Single by Dermot O'Brien and his Clubmen

from the album The Merry Ploughboy
- B-side: "Come Down The Mountain, Katie Daly"
- Released: 1966
- Recorded: 1966
- Genre: Irish traditional
- Length: 2:30
- Label: Envoy
- Songwriters: Jeremiah Lynch, arr. Dominic Behan

Dermot O'Brien and his Clubmen singles chronology
|  | "The Merry Ploughboy (Off To Dublin In The Green)" (1966) | "I Walk The Line" (1973) |

= The Merry Ploughboy =

"The Merry Ploughboy" is an Irish traditional song by Jeremiah Lynch, known for a successful 1966 version by Dermot O'Brien.

==Song history==
"The Merry Ploughboy" was written by Jeremiah Lynch during the Irish War of Independence. It alters the lyrics of an English folk tune, "The Jolly Ploughboy," about an Englishman who leaves behind the plough to join the British Army. "The Merry Ploughboy" is about an Irish farmer who joins the Irish Republican Army (IRA), and talks about going to Dublin in order to fight and retrieve "the land the Saxon stole."

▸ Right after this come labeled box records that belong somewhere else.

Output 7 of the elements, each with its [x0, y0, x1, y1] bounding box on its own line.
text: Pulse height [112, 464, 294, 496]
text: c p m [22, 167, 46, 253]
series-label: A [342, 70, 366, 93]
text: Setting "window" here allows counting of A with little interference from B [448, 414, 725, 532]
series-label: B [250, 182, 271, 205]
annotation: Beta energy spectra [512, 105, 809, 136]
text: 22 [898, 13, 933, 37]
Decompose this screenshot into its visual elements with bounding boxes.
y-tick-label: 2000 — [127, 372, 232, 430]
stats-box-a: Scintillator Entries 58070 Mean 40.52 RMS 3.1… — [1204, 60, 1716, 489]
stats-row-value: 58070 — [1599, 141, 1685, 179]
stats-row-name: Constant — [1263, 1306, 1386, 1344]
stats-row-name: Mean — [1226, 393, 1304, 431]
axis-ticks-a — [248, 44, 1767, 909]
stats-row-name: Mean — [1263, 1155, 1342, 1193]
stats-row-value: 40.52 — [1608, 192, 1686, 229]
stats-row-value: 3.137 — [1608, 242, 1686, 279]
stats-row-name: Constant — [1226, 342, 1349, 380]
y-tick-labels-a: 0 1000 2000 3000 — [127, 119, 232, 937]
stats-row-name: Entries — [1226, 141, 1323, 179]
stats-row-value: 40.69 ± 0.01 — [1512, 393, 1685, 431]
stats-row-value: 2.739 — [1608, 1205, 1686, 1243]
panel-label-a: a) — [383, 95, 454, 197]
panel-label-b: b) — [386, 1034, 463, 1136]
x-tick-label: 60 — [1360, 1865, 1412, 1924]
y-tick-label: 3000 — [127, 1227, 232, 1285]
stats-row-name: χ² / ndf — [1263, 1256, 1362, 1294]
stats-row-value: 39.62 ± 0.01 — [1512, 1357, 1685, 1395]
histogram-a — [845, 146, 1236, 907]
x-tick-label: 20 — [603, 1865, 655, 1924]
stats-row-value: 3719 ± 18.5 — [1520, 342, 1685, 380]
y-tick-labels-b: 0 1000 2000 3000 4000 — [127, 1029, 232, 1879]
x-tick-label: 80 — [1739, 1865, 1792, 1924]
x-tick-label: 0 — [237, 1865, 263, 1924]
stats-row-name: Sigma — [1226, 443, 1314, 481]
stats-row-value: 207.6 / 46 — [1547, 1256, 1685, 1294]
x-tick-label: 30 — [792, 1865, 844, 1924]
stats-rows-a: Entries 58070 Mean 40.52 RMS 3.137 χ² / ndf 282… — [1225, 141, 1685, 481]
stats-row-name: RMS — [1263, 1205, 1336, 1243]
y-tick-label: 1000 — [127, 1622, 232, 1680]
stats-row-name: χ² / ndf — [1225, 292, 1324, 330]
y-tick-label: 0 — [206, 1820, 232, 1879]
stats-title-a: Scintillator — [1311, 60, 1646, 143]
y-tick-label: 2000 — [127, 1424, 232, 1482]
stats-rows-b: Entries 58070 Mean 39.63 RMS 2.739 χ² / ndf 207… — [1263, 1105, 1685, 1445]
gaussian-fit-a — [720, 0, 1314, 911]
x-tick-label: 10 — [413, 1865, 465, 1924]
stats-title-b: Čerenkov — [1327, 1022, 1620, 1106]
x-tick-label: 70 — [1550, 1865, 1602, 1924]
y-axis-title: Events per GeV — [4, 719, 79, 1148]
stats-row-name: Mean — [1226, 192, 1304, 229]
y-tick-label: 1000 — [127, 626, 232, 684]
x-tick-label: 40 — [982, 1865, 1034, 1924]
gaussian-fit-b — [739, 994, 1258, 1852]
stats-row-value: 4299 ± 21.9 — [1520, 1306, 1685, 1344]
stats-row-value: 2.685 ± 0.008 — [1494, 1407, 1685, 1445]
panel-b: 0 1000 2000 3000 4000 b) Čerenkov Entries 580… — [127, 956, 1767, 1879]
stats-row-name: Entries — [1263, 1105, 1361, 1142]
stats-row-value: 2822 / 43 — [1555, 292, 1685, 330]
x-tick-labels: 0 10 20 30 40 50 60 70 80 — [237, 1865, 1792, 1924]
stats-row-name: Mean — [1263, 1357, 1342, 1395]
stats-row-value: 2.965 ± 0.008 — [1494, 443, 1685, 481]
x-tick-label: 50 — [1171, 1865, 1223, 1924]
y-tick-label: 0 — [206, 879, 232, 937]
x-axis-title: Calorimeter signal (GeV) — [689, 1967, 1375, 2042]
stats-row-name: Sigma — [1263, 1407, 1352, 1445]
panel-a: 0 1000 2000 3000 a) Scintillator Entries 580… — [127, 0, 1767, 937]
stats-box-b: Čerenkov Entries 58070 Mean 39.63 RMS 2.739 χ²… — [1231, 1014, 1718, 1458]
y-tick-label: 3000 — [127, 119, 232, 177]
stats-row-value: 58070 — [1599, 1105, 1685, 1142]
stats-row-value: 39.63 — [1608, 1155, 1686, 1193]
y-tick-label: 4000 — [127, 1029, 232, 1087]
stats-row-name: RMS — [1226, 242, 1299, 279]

"The Merry Ploughboy (Off To Dublin In The Green)" was released by Dermot O'Brien (who also played accordion on the track) in 1966 to mark the 50th anniversary of the Easter Rising, with an arrangement by Dominic Behan, and was number one on the Irish Singles Chart for six weeks. Kevin Myers described it as "one of the most influential songs of pre-Troubles Ireland." O'Brien confessed to being less comfortable with singing the song once the Troubles had begun, saying in 1975 "at that time [1966] there was no trouble in the North and the record was a great hit. I am still asked to sing it, although I am completely against violence and don't think that sort of song goes well at the present moment."